Embedded finance is a form of financial service offered by nonbanks that companies are using to retain customers and increase their so-called lifetime value. In today’s market, companies of all types and maturity levels-including retailers, telcos, big tech and software companies, car manufacturers, insurance providers, and logistics firms-is considering and preparing to launch embedded financial services.
Small businesses can open bank accounts through their accounting software, whereas consumers can pay directly through their retailers. To meet the burgeoning demand for embedded finance, financial institutions are increasingly offering BaaS (Banking-as-a-Service) bundled offerings that nonbanks can offer to their customers through white-labelled or co-branded services.
The BaaS Imperative
Although many banks are concerned that distributing their products through partners will threaten their client relationships, if end users begin adopting embedded finance in significant numbers, banks may have little choice but to launch their own BaaS businesses. For banks, enabling partners to distribute banking products can be a low-margin, high-volume business.
The market is still in its infancy, and it is hard to predict how it will develop. Banking-as-a-Service and API banking may become as ubiquitous as online or mobile banking, a channel that every bank must build and maintain. As a result, banks will continue to differentiate themselves through products, rates, reach, and other dimensions.
Another possibility is that the market will return to scale, much as cloud computing is dominated by big players. A few BaaS providers that are top-notch in technology, analytics, and cost structure will likely have insurmountable advantages in the space if this winner-takes-all dynamic continues.
Trends In The Embedded-Finance And Banking-As-A-Service Arena
- Customer Demand For Integrated Experiences: Customers are increasingly seeking simple, holistic, embedded, and direct experiences. According to our research, customers are flocking to these multiproduct customer experiences, known as ecosystems. The goal of ecosystem orchestrators is to offer as much integration as possible, so an embedded integrated financial offering fits in well with the model.

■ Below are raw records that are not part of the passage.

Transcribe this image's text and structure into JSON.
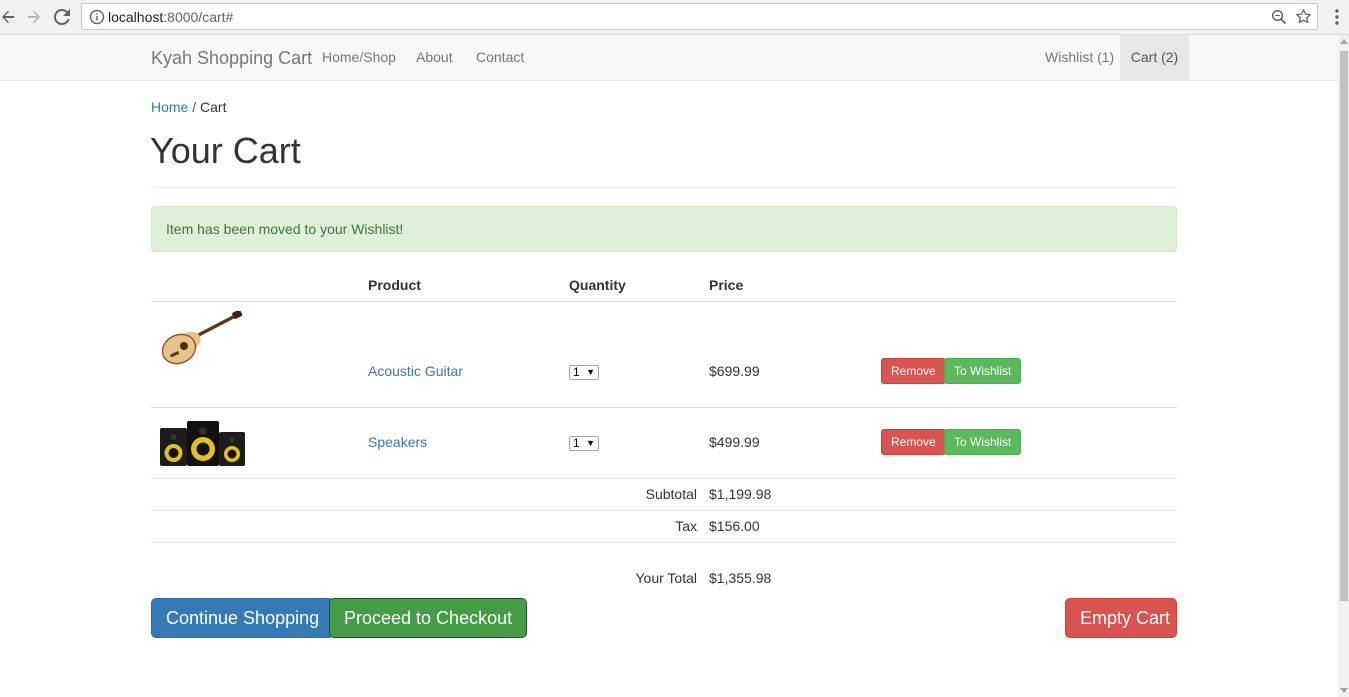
{
  "browser": {
    "url_host": "localhost",
    "url_rest": ":8000/cart#"
  },
  "navbar": {
    "brand": "Kyah Shopping Cart",
    "links": [
      {
        "label": "Home/Shop"
      },
      {
        "label": "About"
      },
      {
        "label": "Contact"
      }
    ],
    "right_links": [
      {
        "label": "Wishlist (1)"
      },
      {
        "label": "Cart (2)"
      }
    ]
  },
  "breadcrumb": {
    "home": "Home",
    "separator": "/",
    "current": "Cart"
  },
  "page": {
    "title": "Your Cart"
  },
  "alert": {
    "message": "Item has been moved to your Wishlist!"
  },
  "table": {
    "headers": {
      "product": "Product",
      "quantity": "Quantity",
      "price": "Price"
    },
    "rows": [
      {
        "product": "Acoustic Guitar",
        "quantity": "1",
        "price": "$699.99",
        "remove_label": "Remove",
        "wishlist_label": "To Wishlist",
        "image_icon": "acoustic-guitar-image"
      },
      {
        "product": "Speakers",
        "quantity": "1",
        "price": "$499.99",
        "remove_label": "Remove",
        "wishlist_label": "To Wishlist",
        "image_icon": "speakers-image"
      }
    ],
    "summary": {
      "subtotal_label": "Subtotal",
      "subtotal_value": "$1,199.98",
      "tax_label": "Tax",
      "tax_value": "$156.00",
      "total_label": "Your Total",
      "total_value": "$1,355.98"
    }
  },
  "actions": {
    "continue_label": "Continue Shopping",
    "checkout_label": "Proceed to Checkout",
    "empty_label": "Empty Cart"
  },
  "colors": {
    "link": "#337ab7",
    "danger": "#d9534f",
    "success": "#5cb85c",
    "primary": "#337ab7",
    "alert_bg": "#dff0d8",
    "alert_text": "#3c763d"
  }
}
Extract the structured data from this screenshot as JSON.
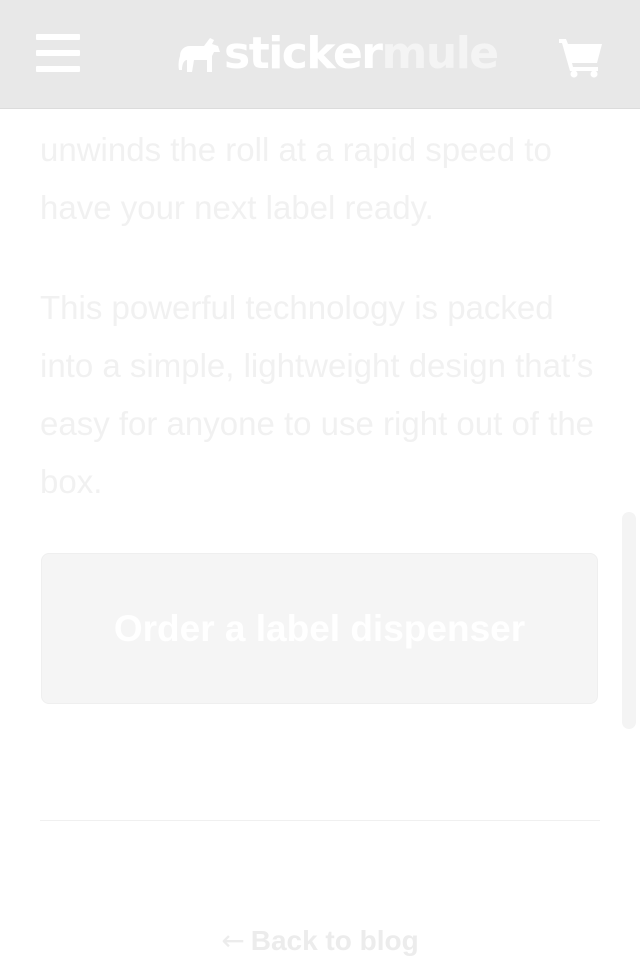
{
  "header": {
    "menu_icon": "hamburger-menu-icon",
    "logo": {
      "icon": "mule-logo-icon",
      "text_primary": "sticker",
      "text_secondary": "mule"
    },
    "cart_icon": "shopping-cart-icon",
    "background": "#e8e8e8"
  },
  "article": {
    "paragraph_1": "unwinds the roll at a rapid speed to have your next label ready.",
    "paragraph_2": "This powerful technology is packed into a simple, lightweight design that’s easy for anyone to use right out of the box."
  },
  "cta": {
    "label": "Order a label dispenser"
  },
  "footer": {
    "back_arrow": "←",
    "back_label": "Back to blog"
  },
  "colors": {
    "text": "#f1f1f1",
    "button_bg": "#f5f5f5",
    "button_text": "#ffffff"
  }
}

- Demand From New Fintechs And Beyond: To access bank accounts, make payments, and lend money, fintech companies require banking partners every year. However, big technology companies and other non-banking players cannot “become” banks in the United States and many other markets where the regulatory bar is very high. Fintechs have no choice but to offer customers embedded finance through banking-as-a-service. For these players to serve their massive customer bases, they require end-to-end Infrastructure as a service solution in conjunction with regulatory support and balance sheet or other funding sources.
- Rise Of Openness: Regulatory trends such as PSD2 and open banking promote the development of banking APIs and universal access. Due to compliance with these new requirements, often via IT modernization, some banks are considering new or expanded BaaS business models to recoup costs and take advantage of technological advances. Beyond regulation, Plaid and other aggregators are raising the bar for data portability, which is causing IT modernization and BaaS projects to increase.
- Search For New Revenue Models: Financial institutions are actively exploring alternative sources of revenue and product growth due to projected declines in banking revenue and profitability. Business models with scalable business models and fixed IT investments (e.g., distribution models) are especially advantageous.
- Adoption Of Technological Capabilities: As digitization accelerates, including automation and APIs, banks will be able to scale BaaS faster, making embedded finance more accessible for more companies. At the same time, those who seek to embed financial services view their digital experiences as a collection of modules built by others. Often, this is because they consider software engineering as their core competency, and credit, lending, deposit, or checking accounts as just another capability to add to the user experience.
It may well be a land grab to implement BaaS. In this case, banks will need to develop a BaaS strategy today that considers their cost structure and the route to transformation. They should also realize how a dramatic increase in customer demand for integrated banking experiences will affect their businesses.